Oya Korkmaz’ın araştırmasında, iş kazalarının üretim verimliliği üzerindeki etkileri incelendi. Bulgular, iş kazalarının üretim verimliliğini olumsuz yönde etkilediğini ortaya koyarken, yaralanmaların ise bu etkiyi beklenenden daha düşük bir seviyede oluşturduğu tespit edildi. Yaralanma ve ölüm gibi kazaların çalışanların moral ve motivasyonunu olumsuz etkilediği ve bunun uzun vadeli verimlilik kayıplarına neden olduğu belirtildi.

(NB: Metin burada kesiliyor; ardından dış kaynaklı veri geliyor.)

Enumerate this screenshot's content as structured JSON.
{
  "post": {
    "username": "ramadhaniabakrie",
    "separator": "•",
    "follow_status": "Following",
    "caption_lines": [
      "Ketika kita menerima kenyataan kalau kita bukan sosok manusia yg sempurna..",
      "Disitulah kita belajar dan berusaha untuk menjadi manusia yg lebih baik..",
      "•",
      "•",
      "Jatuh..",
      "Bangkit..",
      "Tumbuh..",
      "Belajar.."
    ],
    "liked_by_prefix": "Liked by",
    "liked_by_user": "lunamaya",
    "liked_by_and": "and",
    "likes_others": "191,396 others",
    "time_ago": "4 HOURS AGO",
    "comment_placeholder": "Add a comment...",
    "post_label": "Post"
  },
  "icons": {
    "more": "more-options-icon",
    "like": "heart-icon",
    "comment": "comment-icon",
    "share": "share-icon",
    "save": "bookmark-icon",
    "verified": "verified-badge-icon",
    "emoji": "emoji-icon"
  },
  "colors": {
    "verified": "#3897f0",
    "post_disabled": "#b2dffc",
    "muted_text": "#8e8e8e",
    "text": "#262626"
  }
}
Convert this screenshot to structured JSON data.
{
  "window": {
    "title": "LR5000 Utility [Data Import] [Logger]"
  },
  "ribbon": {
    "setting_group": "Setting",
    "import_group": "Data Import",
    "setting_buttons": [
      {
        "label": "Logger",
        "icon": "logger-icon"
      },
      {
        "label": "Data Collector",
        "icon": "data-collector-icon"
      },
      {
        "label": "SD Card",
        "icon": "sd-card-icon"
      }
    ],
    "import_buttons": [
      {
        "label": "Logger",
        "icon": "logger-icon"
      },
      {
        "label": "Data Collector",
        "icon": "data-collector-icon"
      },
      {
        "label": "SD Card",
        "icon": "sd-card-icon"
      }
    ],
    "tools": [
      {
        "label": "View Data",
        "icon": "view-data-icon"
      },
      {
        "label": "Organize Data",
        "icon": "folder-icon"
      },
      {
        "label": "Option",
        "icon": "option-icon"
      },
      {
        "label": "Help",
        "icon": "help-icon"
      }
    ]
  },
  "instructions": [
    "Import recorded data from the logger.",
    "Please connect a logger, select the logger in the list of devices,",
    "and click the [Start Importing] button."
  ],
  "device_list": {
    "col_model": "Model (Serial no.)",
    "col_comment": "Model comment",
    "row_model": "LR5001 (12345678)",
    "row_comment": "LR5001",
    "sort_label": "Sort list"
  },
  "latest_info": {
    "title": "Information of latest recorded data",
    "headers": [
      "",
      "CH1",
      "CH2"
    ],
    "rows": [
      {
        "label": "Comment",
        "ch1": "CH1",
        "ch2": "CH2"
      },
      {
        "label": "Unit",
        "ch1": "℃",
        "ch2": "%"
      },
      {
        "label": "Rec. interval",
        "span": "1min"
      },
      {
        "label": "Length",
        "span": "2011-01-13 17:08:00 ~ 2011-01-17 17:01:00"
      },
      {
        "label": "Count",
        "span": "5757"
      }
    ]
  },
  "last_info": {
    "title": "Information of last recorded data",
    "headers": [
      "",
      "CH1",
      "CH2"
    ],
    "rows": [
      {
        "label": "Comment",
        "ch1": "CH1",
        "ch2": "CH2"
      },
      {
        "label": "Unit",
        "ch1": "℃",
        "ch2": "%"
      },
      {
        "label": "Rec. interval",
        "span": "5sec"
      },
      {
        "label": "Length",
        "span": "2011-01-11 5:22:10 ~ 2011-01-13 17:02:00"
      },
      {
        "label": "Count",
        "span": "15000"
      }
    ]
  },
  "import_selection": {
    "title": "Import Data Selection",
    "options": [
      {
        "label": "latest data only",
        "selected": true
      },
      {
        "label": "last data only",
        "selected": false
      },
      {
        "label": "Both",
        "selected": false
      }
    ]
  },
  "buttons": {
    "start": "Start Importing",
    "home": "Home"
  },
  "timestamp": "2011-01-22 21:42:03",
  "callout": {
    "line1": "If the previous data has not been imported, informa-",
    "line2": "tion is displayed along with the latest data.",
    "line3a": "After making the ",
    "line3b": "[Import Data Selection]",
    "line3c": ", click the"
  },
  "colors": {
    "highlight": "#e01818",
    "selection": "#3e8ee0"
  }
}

Enerji sektörünün ekonomiler için hayati bir öneme sahip olduğuna vurgu yapan Korkmaz, kömür madenciliğinin hem insan sağlığına hem de ekonomik büyümeye zarar verebilecek potansiyele sahip olduğunu ifade etti. Grizu patlamaları gibi toplu ölümlere yol açan kazalar, yalnızca hayatını kaybedenlerin yakınlarını değil, sektörde çalışan diğer işçileri de derinden etkiliyor. İş görme hevesinin kaybolması ve moral bozukluğu, iş yerindeki üretkenliği doğrudan düşürüyor.
Araştırmada, madencilik sektörünün güvenli bir şekilde yönetilebilmesi için kapsamlı önlemlerin alınması gerektiği vurgulanıyor. Grizu patlaması, kömür tozu patlamaları, su baskınları ve göçükler gibi risklerin önüne geçmek adına:
Etkili denetim mekanizmalarının oluşturulması,
Mevzuatların güncellenmesi ve işçi eğitimlerinin sağlanması,
Risk haritalarının hazırlanması gerektiği ifade ediliyor.
Kömürün Önemi ve Geleceği
Sanayi devriminden bu yana kömür, enerji sektörünün vazgeçilmez kaynaklarından biri oldu. Artan enerji talebi karşısında Zonguldak havzası, Türkiye’nin kömür ihtiyacının önemli bir kısmını karşılamaya devam ediyor. Ancak bu üretimin sürdürülebilir ve güvenli bir şekilde gerçekleşmesi için işçi sağlığı ve iş güvenliği konularında gerekli tedbirlerin alınması kaçınılmaz görünüyor.